Word count of a word count!

[webwisewords]

I'm a freelance writer who does a lot of website content and, as such, I need to concentrate on keyword density quite often. Now, I know there are plenty of resources that will do this for me but I like to do things myself so I thought I'd create a little VBA to complete the task in Word. The following code asks for keyword and counts how many times that keyword appears in the text and then calculates the density but I have a couple of problems. I'll list the problems first then the code:

1 - It all works fine and dandy so long as the keyword is a single word. If I'm using a keyphrase that contains more than one word it still only calculates it as though there is one word. e.g. if keyword is 'keyword' and appears 4 times in 100 words it gives 4% which is fine, but change that to 'key word' and it still gives a density of 4%. By my reckoning that means that if you were to write 'key word' fifty times you would have 100 words but only a kd of 50%! I need to be able to work out the number of words in the given text but I don't know how to do this.
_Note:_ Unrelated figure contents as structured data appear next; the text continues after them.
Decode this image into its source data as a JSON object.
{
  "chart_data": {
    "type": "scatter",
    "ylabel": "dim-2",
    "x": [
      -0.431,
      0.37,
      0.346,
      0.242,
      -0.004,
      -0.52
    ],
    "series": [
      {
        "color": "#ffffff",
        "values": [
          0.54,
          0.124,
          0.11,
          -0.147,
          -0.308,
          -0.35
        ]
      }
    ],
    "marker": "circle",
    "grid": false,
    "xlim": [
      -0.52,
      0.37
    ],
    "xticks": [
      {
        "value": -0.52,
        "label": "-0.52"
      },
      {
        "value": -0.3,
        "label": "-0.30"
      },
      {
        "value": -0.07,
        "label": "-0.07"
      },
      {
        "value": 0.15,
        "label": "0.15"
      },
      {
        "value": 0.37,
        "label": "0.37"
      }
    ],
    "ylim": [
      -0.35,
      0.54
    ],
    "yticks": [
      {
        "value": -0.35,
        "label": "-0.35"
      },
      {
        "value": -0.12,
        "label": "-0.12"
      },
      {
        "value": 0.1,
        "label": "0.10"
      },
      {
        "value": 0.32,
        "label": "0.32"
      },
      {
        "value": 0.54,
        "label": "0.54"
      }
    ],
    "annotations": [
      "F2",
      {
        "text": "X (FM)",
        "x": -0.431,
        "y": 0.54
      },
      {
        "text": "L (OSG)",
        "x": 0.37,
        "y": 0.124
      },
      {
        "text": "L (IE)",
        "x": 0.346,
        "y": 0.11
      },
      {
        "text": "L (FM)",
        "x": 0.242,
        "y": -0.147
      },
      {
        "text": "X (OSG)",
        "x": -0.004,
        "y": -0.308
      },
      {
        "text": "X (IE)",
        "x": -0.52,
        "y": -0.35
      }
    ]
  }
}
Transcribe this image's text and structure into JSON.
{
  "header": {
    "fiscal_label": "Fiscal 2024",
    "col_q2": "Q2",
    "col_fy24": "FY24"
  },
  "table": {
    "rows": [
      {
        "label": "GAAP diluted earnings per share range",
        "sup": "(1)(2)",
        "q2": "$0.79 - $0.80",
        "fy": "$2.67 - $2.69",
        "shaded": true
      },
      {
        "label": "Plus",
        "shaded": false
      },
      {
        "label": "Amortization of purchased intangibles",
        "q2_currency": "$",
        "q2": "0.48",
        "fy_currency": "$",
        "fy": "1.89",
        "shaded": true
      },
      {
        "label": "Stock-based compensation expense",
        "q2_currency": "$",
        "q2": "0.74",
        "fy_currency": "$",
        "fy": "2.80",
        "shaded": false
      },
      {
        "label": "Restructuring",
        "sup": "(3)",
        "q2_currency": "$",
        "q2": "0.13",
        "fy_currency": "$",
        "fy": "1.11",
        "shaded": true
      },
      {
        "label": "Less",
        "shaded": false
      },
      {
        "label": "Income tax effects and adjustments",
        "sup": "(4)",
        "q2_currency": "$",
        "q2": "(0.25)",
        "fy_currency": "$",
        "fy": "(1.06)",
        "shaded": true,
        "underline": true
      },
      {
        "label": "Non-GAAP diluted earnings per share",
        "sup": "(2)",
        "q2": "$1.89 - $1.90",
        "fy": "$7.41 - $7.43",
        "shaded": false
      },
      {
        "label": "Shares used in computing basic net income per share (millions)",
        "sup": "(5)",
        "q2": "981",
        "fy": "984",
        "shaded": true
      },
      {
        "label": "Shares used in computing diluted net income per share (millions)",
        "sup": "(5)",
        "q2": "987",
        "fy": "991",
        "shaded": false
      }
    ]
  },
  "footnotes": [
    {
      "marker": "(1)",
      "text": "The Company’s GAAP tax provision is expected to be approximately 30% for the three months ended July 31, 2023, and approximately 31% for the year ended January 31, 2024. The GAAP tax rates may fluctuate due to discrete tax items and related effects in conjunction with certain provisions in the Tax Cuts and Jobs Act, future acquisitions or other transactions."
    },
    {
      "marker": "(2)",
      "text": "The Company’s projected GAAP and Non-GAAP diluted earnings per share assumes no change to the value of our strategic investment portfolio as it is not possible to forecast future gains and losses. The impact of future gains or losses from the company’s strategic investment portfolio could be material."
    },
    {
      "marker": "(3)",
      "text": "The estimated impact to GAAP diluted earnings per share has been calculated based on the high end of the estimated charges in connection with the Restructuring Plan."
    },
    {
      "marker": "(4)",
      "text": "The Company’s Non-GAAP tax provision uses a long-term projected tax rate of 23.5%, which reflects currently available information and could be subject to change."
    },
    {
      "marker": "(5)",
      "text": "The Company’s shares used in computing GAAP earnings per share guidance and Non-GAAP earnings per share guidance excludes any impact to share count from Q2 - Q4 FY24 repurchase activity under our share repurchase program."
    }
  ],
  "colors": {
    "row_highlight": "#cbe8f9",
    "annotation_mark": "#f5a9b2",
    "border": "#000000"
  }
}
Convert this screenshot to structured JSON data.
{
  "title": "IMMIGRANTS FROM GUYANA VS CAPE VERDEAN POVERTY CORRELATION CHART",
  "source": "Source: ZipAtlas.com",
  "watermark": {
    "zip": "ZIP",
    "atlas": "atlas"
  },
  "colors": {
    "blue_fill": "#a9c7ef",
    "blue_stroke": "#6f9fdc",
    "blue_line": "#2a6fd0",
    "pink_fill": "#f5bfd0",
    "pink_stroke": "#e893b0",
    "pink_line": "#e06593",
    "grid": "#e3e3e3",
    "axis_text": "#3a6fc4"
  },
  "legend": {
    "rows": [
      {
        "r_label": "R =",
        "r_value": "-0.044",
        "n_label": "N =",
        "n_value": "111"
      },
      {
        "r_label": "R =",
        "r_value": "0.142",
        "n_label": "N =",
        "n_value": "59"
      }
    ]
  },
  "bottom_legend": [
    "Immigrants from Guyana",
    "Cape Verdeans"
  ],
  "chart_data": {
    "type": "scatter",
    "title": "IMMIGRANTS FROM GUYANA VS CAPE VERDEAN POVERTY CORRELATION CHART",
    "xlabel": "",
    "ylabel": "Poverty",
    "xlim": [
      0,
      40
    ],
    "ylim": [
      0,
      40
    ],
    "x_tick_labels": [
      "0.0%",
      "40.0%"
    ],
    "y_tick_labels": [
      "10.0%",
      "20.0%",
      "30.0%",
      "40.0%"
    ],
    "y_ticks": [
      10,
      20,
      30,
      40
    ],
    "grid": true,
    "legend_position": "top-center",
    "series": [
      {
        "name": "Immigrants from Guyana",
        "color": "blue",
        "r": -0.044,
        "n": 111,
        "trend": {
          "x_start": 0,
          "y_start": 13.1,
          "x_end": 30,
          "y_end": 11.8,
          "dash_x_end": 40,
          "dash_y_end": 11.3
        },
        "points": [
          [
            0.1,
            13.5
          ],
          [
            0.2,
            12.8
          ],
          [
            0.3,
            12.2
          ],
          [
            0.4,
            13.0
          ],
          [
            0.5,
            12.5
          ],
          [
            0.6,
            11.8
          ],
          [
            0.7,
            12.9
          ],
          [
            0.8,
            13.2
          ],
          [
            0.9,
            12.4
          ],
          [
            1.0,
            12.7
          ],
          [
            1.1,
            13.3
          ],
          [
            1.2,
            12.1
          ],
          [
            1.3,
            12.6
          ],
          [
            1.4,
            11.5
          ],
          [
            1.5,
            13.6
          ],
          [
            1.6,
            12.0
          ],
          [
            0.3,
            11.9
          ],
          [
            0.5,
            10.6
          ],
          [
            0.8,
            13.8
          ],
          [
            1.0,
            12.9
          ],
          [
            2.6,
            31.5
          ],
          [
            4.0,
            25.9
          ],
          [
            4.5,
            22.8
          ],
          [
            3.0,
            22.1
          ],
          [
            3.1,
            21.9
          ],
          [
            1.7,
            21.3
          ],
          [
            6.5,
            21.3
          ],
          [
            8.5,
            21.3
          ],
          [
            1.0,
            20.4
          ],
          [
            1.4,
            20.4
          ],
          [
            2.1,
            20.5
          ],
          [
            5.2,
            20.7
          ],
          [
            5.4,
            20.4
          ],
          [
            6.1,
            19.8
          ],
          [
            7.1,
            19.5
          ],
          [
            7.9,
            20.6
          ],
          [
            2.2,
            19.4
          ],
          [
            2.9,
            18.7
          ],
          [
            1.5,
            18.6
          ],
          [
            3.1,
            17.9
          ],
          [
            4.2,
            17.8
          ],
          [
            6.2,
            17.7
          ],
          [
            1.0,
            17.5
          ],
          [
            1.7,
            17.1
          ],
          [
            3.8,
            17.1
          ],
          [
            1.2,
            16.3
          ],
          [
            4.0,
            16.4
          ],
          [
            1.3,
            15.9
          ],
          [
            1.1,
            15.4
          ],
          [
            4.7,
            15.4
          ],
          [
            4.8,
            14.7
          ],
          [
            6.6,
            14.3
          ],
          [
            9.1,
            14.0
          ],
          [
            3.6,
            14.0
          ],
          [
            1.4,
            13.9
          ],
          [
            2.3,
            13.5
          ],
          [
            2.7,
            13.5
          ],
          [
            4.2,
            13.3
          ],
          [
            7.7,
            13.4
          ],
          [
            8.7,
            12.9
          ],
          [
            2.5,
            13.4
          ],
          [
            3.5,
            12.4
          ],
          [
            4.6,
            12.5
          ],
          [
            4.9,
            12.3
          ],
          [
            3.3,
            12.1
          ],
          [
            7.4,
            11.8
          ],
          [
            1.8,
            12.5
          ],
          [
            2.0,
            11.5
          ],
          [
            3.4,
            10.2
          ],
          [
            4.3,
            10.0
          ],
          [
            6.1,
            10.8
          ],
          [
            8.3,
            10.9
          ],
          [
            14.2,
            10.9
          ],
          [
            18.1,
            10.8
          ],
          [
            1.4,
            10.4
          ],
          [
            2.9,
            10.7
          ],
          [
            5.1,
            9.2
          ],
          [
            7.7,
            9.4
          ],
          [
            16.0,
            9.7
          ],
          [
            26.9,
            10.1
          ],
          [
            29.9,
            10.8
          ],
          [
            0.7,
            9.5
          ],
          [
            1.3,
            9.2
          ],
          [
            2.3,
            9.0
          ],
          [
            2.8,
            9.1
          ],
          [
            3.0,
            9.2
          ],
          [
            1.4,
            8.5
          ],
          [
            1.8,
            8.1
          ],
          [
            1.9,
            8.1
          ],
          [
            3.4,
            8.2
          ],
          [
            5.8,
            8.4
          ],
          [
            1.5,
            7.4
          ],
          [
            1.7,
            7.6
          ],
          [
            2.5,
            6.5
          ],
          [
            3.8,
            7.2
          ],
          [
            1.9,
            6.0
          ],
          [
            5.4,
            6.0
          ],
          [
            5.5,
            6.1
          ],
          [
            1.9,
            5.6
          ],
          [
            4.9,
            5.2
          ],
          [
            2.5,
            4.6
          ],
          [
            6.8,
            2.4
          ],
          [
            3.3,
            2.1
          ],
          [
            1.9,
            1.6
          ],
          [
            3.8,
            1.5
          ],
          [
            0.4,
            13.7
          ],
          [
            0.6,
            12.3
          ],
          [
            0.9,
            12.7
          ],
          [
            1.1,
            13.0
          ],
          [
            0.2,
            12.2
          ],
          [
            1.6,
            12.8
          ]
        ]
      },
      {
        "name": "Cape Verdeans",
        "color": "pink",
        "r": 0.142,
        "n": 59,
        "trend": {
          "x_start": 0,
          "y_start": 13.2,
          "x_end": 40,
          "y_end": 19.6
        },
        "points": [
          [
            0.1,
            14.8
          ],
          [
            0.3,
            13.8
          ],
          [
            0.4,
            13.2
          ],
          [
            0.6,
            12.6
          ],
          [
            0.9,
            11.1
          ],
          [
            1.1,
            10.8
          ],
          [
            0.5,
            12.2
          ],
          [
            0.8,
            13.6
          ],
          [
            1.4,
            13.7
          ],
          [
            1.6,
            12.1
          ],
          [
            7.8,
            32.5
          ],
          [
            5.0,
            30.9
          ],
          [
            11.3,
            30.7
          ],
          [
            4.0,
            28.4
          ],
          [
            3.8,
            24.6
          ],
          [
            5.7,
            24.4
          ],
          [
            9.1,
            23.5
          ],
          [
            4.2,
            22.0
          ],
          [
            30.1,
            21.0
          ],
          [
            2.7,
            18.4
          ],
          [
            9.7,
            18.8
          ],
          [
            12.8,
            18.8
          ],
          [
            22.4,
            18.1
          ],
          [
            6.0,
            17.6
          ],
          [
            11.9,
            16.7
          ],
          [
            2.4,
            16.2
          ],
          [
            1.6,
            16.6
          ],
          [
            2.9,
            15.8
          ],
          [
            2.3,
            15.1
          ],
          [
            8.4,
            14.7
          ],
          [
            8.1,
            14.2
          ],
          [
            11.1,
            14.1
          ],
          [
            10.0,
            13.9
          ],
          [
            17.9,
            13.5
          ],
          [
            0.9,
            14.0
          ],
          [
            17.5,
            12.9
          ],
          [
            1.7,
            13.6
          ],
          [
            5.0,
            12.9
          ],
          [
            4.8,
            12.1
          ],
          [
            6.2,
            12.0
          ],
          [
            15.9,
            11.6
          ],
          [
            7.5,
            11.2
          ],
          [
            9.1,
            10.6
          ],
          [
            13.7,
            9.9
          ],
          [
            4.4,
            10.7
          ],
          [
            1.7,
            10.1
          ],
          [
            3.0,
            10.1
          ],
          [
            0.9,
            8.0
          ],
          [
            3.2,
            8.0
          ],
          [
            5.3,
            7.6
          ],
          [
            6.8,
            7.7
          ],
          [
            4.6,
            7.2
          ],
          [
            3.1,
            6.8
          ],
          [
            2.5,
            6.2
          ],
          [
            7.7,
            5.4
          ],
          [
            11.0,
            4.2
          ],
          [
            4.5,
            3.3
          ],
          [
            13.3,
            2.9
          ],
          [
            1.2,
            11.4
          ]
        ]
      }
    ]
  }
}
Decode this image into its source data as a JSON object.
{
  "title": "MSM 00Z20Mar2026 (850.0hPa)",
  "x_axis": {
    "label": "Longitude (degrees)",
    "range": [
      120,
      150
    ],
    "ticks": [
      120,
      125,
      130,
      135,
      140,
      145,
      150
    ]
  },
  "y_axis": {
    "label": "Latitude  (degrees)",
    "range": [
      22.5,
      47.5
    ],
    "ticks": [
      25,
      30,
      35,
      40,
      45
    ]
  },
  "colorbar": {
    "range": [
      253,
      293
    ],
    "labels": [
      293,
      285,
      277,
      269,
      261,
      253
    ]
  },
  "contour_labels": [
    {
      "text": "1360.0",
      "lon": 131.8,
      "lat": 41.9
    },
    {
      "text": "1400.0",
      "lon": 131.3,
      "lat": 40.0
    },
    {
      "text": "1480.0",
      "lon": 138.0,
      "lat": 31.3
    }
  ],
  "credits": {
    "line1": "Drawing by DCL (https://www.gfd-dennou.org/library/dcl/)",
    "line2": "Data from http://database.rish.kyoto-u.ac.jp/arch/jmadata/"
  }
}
2 - Is there any way of excluding excluded words from the keywordcount count. That is, if the keyphrase is 'socks and underpants' it shouldn't include the word 'and'.

3 - Why is keyword density so flaming difficult for everyone to agree on?

And now, the monster code:

Sub CountWordPhrase()

Dim x, Response, ExitResponse
Dim KeyWord As Integer
Dim WordCount As Integer
WordCount = ActiveDocument.BuiltInDocumentProperties(wdPropertyWords)

On Error Resume Next

AskAgain:


x = InputBox("Please enter the keyword you wish to count and click OK." _
& Chr$(13) & Chr$(13) & _
"NOTE: This macro will find a whole word only. If the text you typed " _
& "is part of a larger string, it will also be found.")


If x = "" Or x = " " Then
ExitResponse = MsgBox("You either clicked Cancel or you did " & _
"not type a word. Do you want to quit?", vbYesNo)

If ExitResponse = 6 Then
End
Else

GoTo AskAgain
End If
Else


With ActiveDocument.Content.Find
Do While .Execute(FindText:=x, Forward:=True, Format:=True, _
MatchWholeWord:=True) = True


StatusBar = "Word is counting the occurrences of the text " & _
Chr$(34) & x & Chr$(34) & "."

KeyWord = KeyWord + 1
Loop
End With

Density = Int(KeyWord / WordCount * 100)


Response = MsgBox("The text " & Chr$(34) & x & Chr$(34) & " was found" _
& Str$(KeyWord) & " times. This is equivalent to " & Density & "%", vbOKOnly)

End If
End Sub


Thank you very much indeed.

[[Pieter]]

Hi,

1 - You didn't take into acount that the keyphrase consist of more than 1 words. With this code you use also the number of words in the keyphrase:

VB Code:

[b]Dim l() As String
l = Split(x, " ")[/b]
            
Density = Int(KeyWord [b]* (UBound(l) + 1)[/b] / WordCount * 100)

2 - you can search in the keyphrase to short words and exclude them from the keyphrase


Pieter